The rate in which a suture dissolves is dependent upon the suture type, size, and location in the body where the suture is placed. Additionally, some characteristics within the patient can affect how fast the suture will dissolve as well.  If a patient is febrile, has an infection, protein deficiency, or if the suture is under high tension, the suture may dissolve faster.

Non-absorbable

Additionally, there are non-absorbable sutures as well, in which these often lie on the skin and must be removed.  If they are within the body, “buried”, they will be retained in the tissue. Uses for non-absorbable sutures include:

  • Interrupted skin suturing when sutures will be removed later
    • 4-0 Nylon
  • Securing drains to the skin
    • 2-0 Silk
  • Repairing sutures for blood vessels
    • 6-0 Prolene
  • Vessel graft sutures for AAA, Femoral-Popliteal graft, or Carotid Artery grafts
    • 5-0, 6-0 Prolene or Gortex
  • Bowel repair sutures
    • 3-0 Silk
  • Achilles tendon repair
    • #5 Ethibond or Fiberwire

Braided Sutures vs. Non-braided or monofilament

The last two qualities to consider when choosing a suture is whether you would like the suture to be braided, and what type of needle that you would like to use.  Braided sutures have strands that are woven together, such as Silk, Vicryl, and Ethibond. Non-braided or monofilament sutures have a single strand, and can include Monocryl, PDS, and Ethicon Nylon.

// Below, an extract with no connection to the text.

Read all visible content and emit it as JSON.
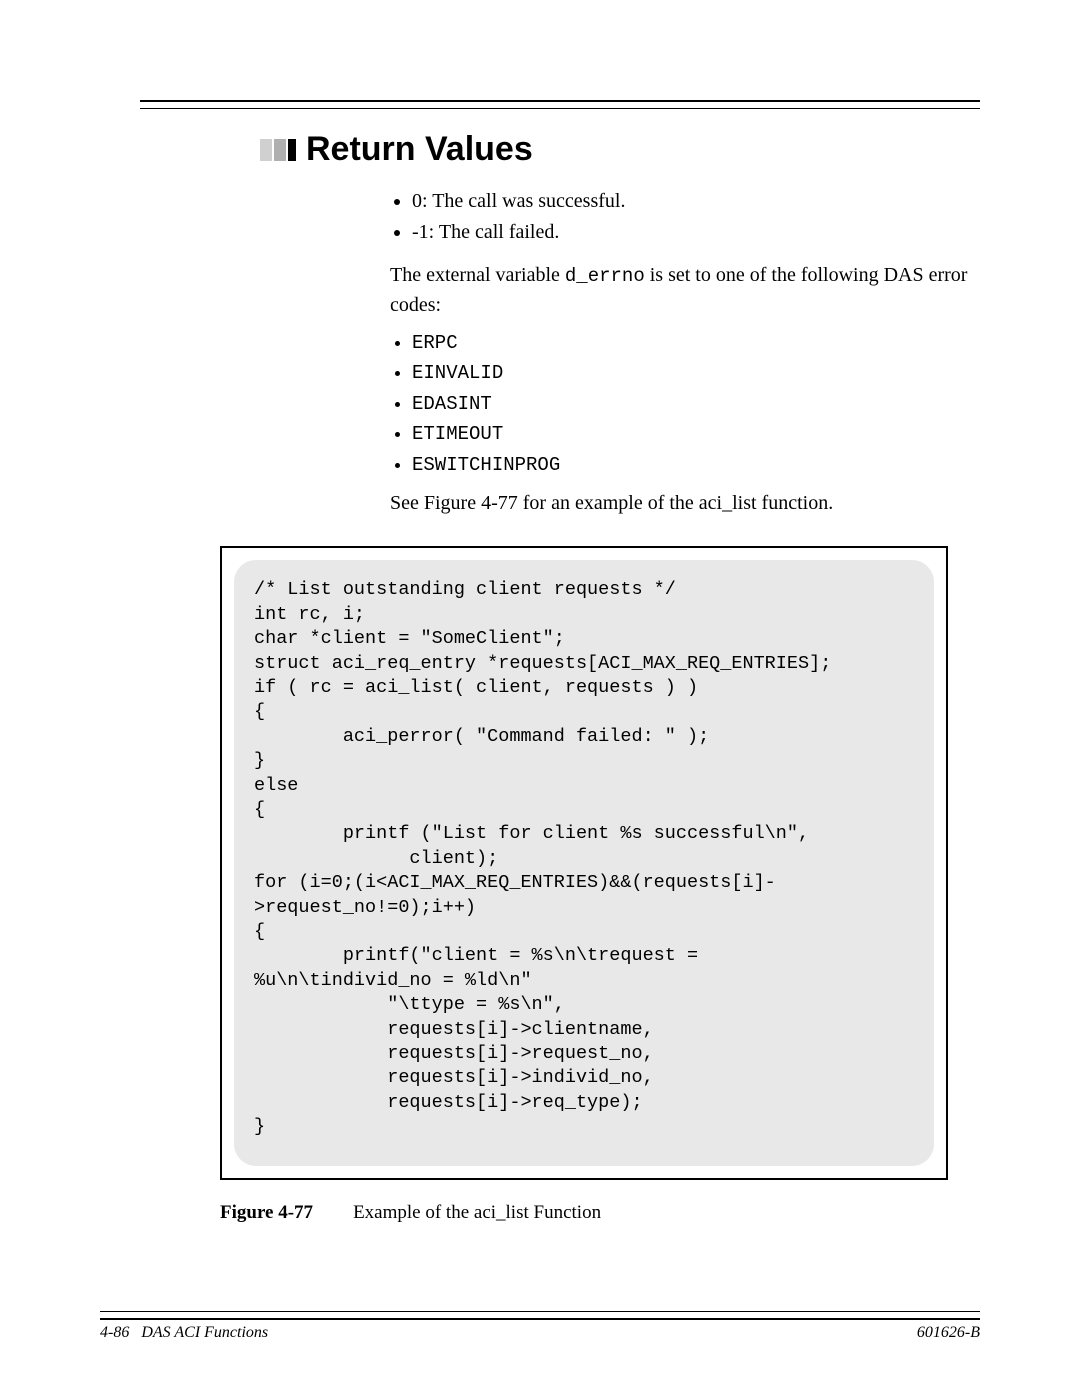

So, which do you choose?  It is typically provider preference.  Non-braided sutures cause less reactivity in the body, and are also not as prone to infection due to the lack of rough surface for bacteria to adhere to.  Braided sutures have less of a tendency to loosen at the surgical knot surface, are stronger, and also provide a better grip on the tissue being sutured.

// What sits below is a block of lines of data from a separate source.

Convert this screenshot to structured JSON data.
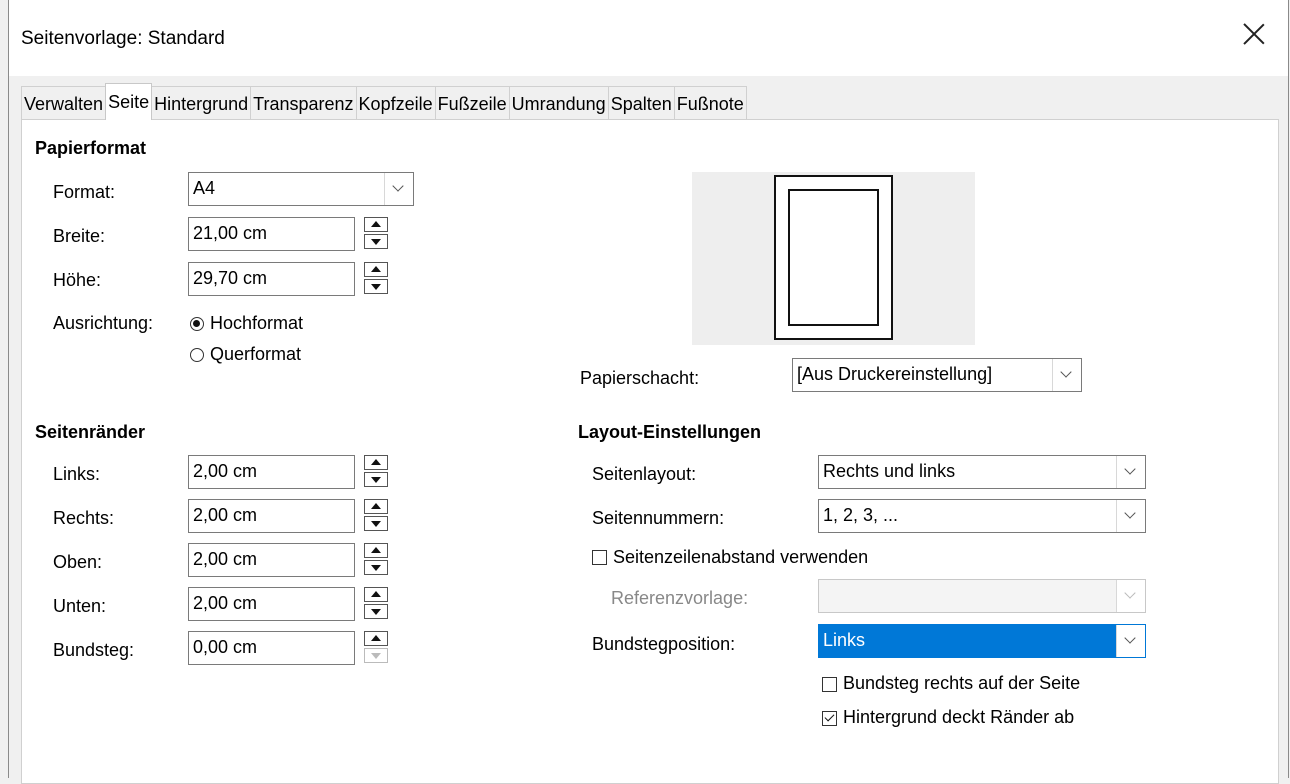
{
  "window": {
    "title": "Seitenvorlage: Standard"
  },
  "tabs": [
    "Verwalten",
    "Seite",
    "Hintergrund",
    "Transparenz",
    "Kopfzeile",
    "Fußzeile",
    "Umrandung",
    "Spalten",
    "Fußnote"
  ],
  "active_tab": "Seite",
  "papierformat": {
    "heading": "Papierformat",
    "format_label": "Format:",
    "format_value": "A4",
    "breite_label": "Breite:",
    "breite_value": "21,00 cm",
    "hoehe_label": "Höhe:",
    "hoehe_value": "29,70 cm",
    "ausrichtung_label": "Ausrichtung:",
    "hochformat_label": "Hochformat",
    "querformat_label": "Querformat",
    "orientation_selected": "Hochformat"
  },
  "papierschacht": {
    "label": "Papierschacht:",
    "value": "[Aus Druckereinstellung]"
  },
  "seitenraender": {
    "heading": "Seitenränder",
    "links_label": "Links:",
    "links_value": "2,00 cm",
    "rechts_label": "Rechts:",
    "rechts_value": "2,00 cm",
    "oben_label": "Oben:",
    "oben_value": "2,00 cm",
    "unten_label": "Unten:",
    "unten_value": "2,00 cm",
    "bundsteg_label": "Bundsteg:",
    "bundsteg_value": "0,00 cm"
  },
  "layout": {
    "heading": "Layout-Einstellungen",
    "seitenlayout_label": "Seitenlayout:",
    "seitenlayout_value": "Rechts und links",
    "seitennummern_label": "Seitennummern:",
    "seitennummern_value": "1, 2, 3, ...",
    "zeilenabstand_label": "Seitenzeilenabstand verwenden",
    "zeilenabstand_checked": false,
    "referenz_label": "Referenzvorlage:",
    "referenz_value": "",
    "bundstegposition_label": "Bundstegposition:",
    "bundstegposition_value": "Links",
    "bundsteg_rechts_label": "Bundsteg rechts auf der Seite",
    "bundsteg_rechts_checked": false,
    "hintergrund_label": "Hintergrund deckt Ränder ab",
    "hintergrund_checked": true
  }
}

Needle Type – Tapered vs Cutting

As for the needle, tapered needles are used inside of the body, such as on bowel, fascia, or muscle where the tissue is more easily pierced.  Options can include TP, CTX, CT, SH, CV, or BV.

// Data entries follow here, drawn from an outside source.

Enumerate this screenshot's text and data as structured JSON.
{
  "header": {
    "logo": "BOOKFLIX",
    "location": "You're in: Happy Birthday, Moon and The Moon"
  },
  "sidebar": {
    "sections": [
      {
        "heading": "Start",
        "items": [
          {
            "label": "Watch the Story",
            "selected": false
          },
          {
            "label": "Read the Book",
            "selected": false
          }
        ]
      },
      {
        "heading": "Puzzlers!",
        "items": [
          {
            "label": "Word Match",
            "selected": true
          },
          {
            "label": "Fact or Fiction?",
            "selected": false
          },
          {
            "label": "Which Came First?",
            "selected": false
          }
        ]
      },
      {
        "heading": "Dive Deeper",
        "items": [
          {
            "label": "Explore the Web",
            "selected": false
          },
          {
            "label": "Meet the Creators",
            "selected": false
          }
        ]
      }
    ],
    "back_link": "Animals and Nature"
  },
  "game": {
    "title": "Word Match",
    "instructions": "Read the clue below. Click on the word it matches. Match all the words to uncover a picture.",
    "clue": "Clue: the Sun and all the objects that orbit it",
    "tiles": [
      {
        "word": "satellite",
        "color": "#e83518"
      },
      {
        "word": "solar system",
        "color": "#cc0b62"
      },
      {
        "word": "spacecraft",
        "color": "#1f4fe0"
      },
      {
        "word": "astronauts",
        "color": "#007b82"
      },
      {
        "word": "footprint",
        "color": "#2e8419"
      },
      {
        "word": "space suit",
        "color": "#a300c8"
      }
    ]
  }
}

Cutting needles are used for skin and very tough tissue, such as on bone and tissue.  Cutting needle options may include FSLX, FSL, FS, PS, or P3.

How long do my sutures need to stay in for?

A common question after you suture a wound for a patient is, “how long do these need to be in for?”  Well, if you choose an absorbable suture, they will dissolve on their own without removal.  However, if a non-absorbable suture is chosen, then the length of time in which the suture needs to remain in depends on the location.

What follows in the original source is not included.